The first aim of this project was to reproduce the experiments conducted in the work of Xun Huang, Serge Belongiein, namely an Encoder-Decoder neural network that is able to perform Style Transfer to a given pair of style and content images.
The second objective of this project was to test the validity of this Style Transfer approach by using different and more complex nets, w.r.t. the Vgg19, which is that used in the original work.
The Decoders that were tested are the Resnet34 and its alias network w/o the residual blocks.
The heart of their method is in the Adaptive Instance Normalization Layer (AdaIN) that they introduce in the paper.
All the details can be found and analyzed in this repository, that is organised as follows:
We have 2 notebooks; + The implementation was done with pytorch lightning
- TrainingStyleTransfer.ipynb: This notebook contains some theoretical insights and the code necessary to train 3 different models for Arbitrary Style transfer,
- TestingStyleTransfer.ipynb: This notebook contains some data visualization tools to show the quality of the style transferred images.

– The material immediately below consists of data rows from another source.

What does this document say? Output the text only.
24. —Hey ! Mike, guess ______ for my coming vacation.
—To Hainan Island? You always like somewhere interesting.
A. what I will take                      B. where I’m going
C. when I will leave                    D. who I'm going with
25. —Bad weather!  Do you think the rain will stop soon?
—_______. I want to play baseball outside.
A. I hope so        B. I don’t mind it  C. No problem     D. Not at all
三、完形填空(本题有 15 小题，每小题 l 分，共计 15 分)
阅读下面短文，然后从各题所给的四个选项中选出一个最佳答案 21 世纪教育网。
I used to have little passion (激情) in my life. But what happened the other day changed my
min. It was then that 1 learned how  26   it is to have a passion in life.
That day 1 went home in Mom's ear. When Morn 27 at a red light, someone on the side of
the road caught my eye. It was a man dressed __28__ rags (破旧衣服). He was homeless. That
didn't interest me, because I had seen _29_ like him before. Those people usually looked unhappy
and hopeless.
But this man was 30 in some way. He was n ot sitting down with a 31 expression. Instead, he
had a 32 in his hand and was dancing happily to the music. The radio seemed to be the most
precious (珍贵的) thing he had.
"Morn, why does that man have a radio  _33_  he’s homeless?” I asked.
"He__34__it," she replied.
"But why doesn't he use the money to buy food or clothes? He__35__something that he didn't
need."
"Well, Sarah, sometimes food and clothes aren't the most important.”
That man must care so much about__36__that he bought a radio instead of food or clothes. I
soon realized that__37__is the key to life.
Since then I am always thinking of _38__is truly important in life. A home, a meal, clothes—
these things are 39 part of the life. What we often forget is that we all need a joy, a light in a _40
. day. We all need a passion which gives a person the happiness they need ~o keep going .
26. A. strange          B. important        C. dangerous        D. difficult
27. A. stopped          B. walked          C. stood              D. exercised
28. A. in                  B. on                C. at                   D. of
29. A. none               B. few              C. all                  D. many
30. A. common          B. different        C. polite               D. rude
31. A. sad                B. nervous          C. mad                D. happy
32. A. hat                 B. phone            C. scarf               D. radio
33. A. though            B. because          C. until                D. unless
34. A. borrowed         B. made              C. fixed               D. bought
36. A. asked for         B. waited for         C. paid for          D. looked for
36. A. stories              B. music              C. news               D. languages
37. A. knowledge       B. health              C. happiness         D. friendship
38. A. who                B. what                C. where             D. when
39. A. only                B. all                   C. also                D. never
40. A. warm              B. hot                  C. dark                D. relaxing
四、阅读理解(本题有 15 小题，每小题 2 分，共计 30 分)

1. Download the data.zip at the url: https://drive.google.com/file/d/1X0QtN8NPjcqJQBFh2Es145z-F75tQvya/view?usp=share_link;
2. Insert the uncompressed folder at the same level of this notebook;
3. Now you can continue to run the cells.
- data/ : After the download and the zip extraction, this folder should appear
- mscoco/ : MSCoco dataset
- train_/ : Training Set (~30k images)
- test_/ : Testing Set (~200 images)
- painter_by_numbers/ : Painter by Numbers dataset
- train_/ : Training Set (~30k images)
- test_/ : Testing Set (~200 images)
- mscoco/ : MSCoco dataset
- models/ : contains 4 models:
- vgg_normalised.pth : this is the pre-trained Vgg19 that is common to all the architectures. It was made available at: https://github.com/naoto0804/pytorch-AdaIN
- vgg.pt : this is the trained Decoder that was obtained in the experiments (vgg19-based).
- resnet.pt : this is the trained Decoder that was obtained in the experiments (resnet-based).
- resnet_nores.pt : this is the trained Decoder that was obtained in the experiments (resnet-based w/o residuals blocks).
- paths/ : contains the images used for the experiments, indeed it is possible to augment it to perform novel experiments.
- content_i: contains the i-th example of content images;
- style_i: contains the i-th example of style images;
- src/ : source code for the experiments
- architectures.py : File that contains the implementation of the Encoder, and all the Decoders. The implementation of the Encoder and the Decoder for the Vgg19 was inspired by the implementation at this repository.
- utils.py : file contains some useful function to load, save the models and to visualize the results.